Após três meses de combate no Mali, eles retornaram à base da Legião em Calvi, na Córsega (França), em 20 de abril. “Antes, tiramos uma foto em frente a um helicóptero Tigre com a bandeira do Brasil na base militar de Tessalit (área retomada pela França do controle rebelde, no norte do Mali)”, disse o carioca Diego Gonzales, de 26 anos, legionário há 6 anos.

“Consegui com a Legião o que queria: ser paraquedista, ser atirador de precisão e ir para a guerra. A Legião nos dá a oportunidade de viver a vida diferente, ver o mundo de outra forma. Aprendi muito e consegui ganhar dinheiro e economizar, comprar uma casa em Minas Gerais”, explica ele.

Gonzales era soldado do 10° Batalhão de Infantaria do Exército, em Juiz de Fora (MG), quando decidiu largar o emprego e rumar para Aubagne (sul da França), onde o Ministério da Defesa faz o recrutamento e os candidatos selecionados fazem um treinamento preliminar de 15 semanas. “Por que eu fui para a Legião? Porque eu gosto do difícil e não me realizei aqui no Brasil. Queria mais perigo e vivenciar uma guerra real. Sou sem limites. Com certeza, valeu à pena”, diz.

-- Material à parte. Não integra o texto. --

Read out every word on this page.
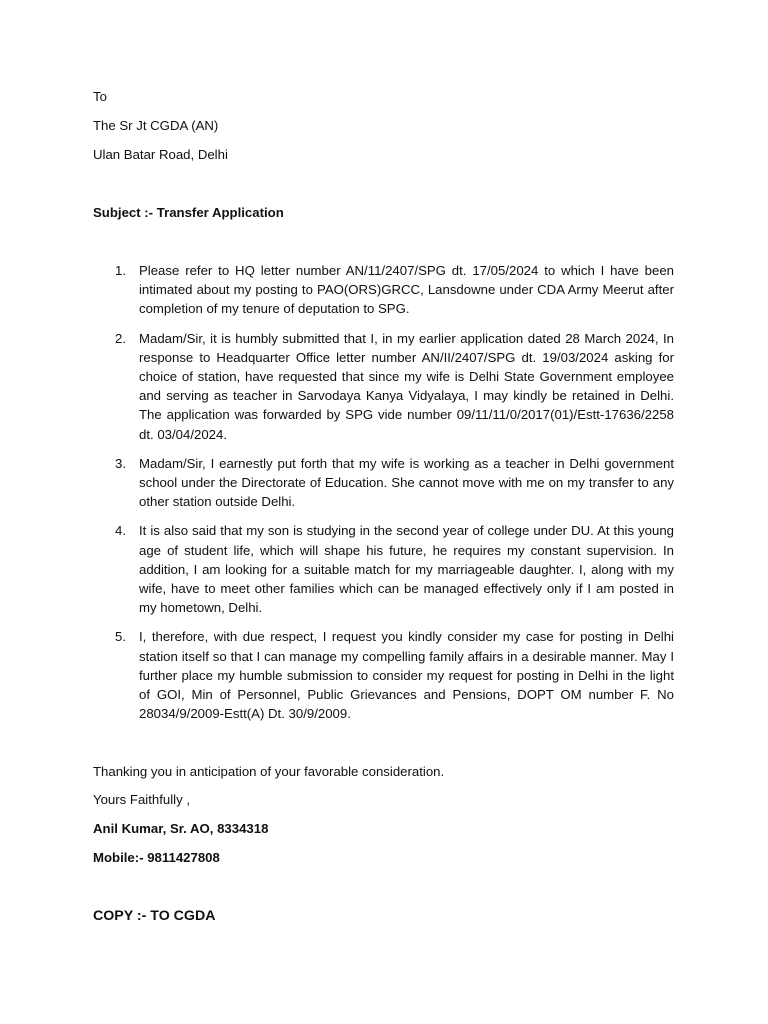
To
The Sr Jt CGDA (AN)
Ulan Batar Road, Delhi
Subject :- Transfer Application
1. Please refer to HQ letter number AN/11/2407/SPG dt. 17/05/2024 to which I have been intimated about my posting to PAO(ORS)GRCC, Lansdowne under CDA Army Meerut after completion of my tenure of deputation to SPG.
2. Madam/Sir, it is humbly submitted that I, in my earlier application dated 28 March 2024, In response to Headquarter Office letter number AN/II/2407/SPG dt. 19/03/2024 asking for choice of station, have requested that since my wife is Delhi State Government employee and serving as teacher in Sarvodaya Kanya Vidyalaya, I may kindly be retained in Delhi. The application was forwarded by SPG vide number 09/11/11/0/2017(01)/Estt-17636/2258 dt. 03/04/2024.
3. Madam/Sir, I earnestly put forth that my wife is working as a teacher in Delhi government school under the Directorate of Education. She cannot move with me on my transfer to any other station outside Delhi.
4. It is also said that my son is studying in the second year of college under DU. At this young age of student life, which will shape his future, he requires my constant supervision. In addition, I am looking for a suitable match for my marriageable daughter. I, along with my wife, have to meet other families which can be managed effectively only if I am posted in my hometown, Delhi.
5. I, therefore, with due respect, I request you kindly consider my case for posting in Delhi station itself so that I can manage my compelling family affairs in a desirable manner. May I further place my humble submission to consider my request for posting in Delhi in the light of GOI, Min of Personnel, Public Grievances and Pensions, DOPT OM number F. No 28034/9/2009-Estt(A) Dt. 30/9/2009.
Thanking you in anticipation of your favorable consideration.
Yours Faithfully ,
Anil Kumar, Sr. AO, 8334318
Mobile:- 9811427808
COPY :- TO CGDA
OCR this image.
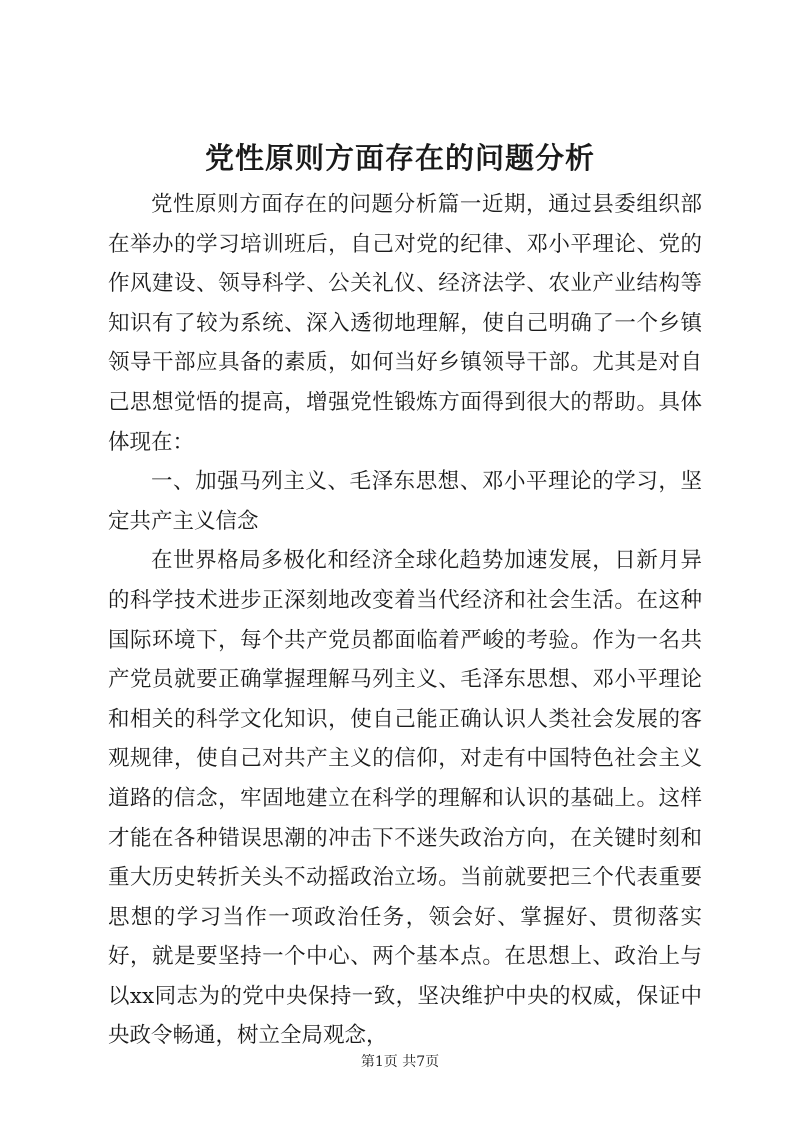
党性原则方面存在的问题分析

党性原则方面存在的问题分析篇一近期，通过县委组织部在举办的学习培训班后，自己对党的纪律、邓小平理论、党的作风建设、领导科学、公关礼仪、经济法学、农业产业结构等知识有了较为系统、深入透彻地理解，使自己明确了一个乡镇领导干部应具备的素质，如何当好乡镇领导干部。尤其是对自己思想觉悟的提高，增强党性锻炼方面得到很大的帮助。具体体现在：

一、加强马列主义、毛泽东思想、邓小平理论的学习，坚定共产主义信念

在世界格局多极化和经济全球化趋势加速发展，日新月异的科学技术进步正深刻地改变着当代经济和社会生活。在这种国际环境下，每个共产党员都面临着严峻的考验。作为一名共产党员就要正确掌握理解马列主义、毛泽东思想、邓小平理论和相关的科学文化知识，使自己能正确认识人类社会发展的客观规律，使自己对共产主义的信仰，对走有中国特色社会主义道路的信念，牢固地建立在科学的理解和认识的基础上。这样才能在各种错误思潮的冲击下不迷失政治方向，在关键时刻和重大历史转折关头不动摇政治立场。当前就要把三个代表重要思想的学习当作一项政治任务，领会好、掌握好、贯彻落实好，就是要坚持一个中心、两个基本点。在思想上、政治上与以xx同志为的党中央保持一致，坚决维护中央的权威，保证中央政令畅通，树立全局观念，

第1页 共7页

Considerada um corpo de elite do Exército da França, a Legião é composta por homens estrangeiros, com idades entre 17 e 40 anos, que assinam um contrato de 10 meses de duração para combaterem em nome da França. Os salários variam entre R$ 3.145 e mais de R$ 11 mil mensais, dependendo das qualificações que possui e se está participando de uma operação no exterior.

“Estávamos em treinamento no Gabão quando tivemos que ir apoiar uma intervenção na República Centro Africana. Voltamos para o Gabão assim que a situação se estabilizou e faltavam apenas 22 horas para voltar para a França para um período de descanso, após 3 meses e meio direto em operações, quando nos mandaram para o Mali. Foi tudo muito corrido”, relembra.

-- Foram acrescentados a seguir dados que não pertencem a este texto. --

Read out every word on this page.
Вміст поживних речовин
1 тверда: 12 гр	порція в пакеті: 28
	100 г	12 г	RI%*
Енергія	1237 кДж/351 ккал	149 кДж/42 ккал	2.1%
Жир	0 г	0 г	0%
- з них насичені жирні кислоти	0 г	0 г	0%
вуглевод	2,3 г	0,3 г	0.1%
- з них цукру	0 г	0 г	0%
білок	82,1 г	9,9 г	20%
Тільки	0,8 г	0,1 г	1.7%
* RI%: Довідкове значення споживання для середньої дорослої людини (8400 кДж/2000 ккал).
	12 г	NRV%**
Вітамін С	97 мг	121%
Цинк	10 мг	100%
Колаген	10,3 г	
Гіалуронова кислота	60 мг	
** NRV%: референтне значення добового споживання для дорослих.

O legionário diz que, sob estresse e sendo alvo de tiros, não consegue perceber os riscos que está enfrentando. “Só me dou conta do que passei depois, quando a situação acalma. Quando você está atirando ou sendo alvo de tiros, entra na adrenalina. Na hora, acho até engraçado estar sob fogo”, relembra.

Gonzales, que é sniper (atirador de precisão), usou no Mali um fuzil Famas 5.56 mm e um rifle francês a12,7mm antiaéreo, capaz de abater aviões e destruir carros blindados. A arma pesa 13,8 kg e atinge um alvo a até 2 mil metros.

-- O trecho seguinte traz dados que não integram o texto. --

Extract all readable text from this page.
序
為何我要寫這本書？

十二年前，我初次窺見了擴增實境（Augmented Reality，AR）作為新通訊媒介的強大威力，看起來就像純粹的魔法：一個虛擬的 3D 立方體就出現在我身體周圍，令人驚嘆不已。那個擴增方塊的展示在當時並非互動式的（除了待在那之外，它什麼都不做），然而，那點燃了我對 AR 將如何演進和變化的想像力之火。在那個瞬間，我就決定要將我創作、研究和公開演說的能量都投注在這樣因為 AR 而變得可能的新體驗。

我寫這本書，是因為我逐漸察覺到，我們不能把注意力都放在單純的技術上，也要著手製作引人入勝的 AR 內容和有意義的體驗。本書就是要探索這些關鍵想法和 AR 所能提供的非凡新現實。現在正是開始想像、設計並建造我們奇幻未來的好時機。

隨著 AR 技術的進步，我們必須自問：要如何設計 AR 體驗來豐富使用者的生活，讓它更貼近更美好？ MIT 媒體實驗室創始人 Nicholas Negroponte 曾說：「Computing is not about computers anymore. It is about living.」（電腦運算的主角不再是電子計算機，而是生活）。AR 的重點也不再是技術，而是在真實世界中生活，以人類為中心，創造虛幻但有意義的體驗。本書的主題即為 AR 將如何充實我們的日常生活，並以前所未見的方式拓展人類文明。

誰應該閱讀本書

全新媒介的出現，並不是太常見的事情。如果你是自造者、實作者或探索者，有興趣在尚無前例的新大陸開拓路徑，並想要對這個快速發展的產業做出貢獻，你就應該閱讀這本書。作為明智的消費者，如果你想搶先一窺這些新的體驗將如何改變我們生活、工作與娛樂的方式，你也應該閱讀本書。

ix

“Em um dos momentos, quando os jihadistas estavam atirando contra nós, eu continuei andando e rindo, como se nada houvesse. O único momento em que lembro que senti medo e abaixei a cabeça, com preocupação, foi quando escutei dois tiros com um intervalo entre eles.  Achei que poderia ser um sniper (atirador). E neste dia eu não estava com meu rifle de precisão por burrice mesmo do meu chefe, que era inexperiente e deu a ordem para não levá-lo naquela missão”, diz o soldado.

Ele visitou a mãe na Bélgica e chega ao Brasil no início do mês para passar uns dias com a namorada, no Rio de Janeiro, rever avós, tios e primos em Minas Gerais.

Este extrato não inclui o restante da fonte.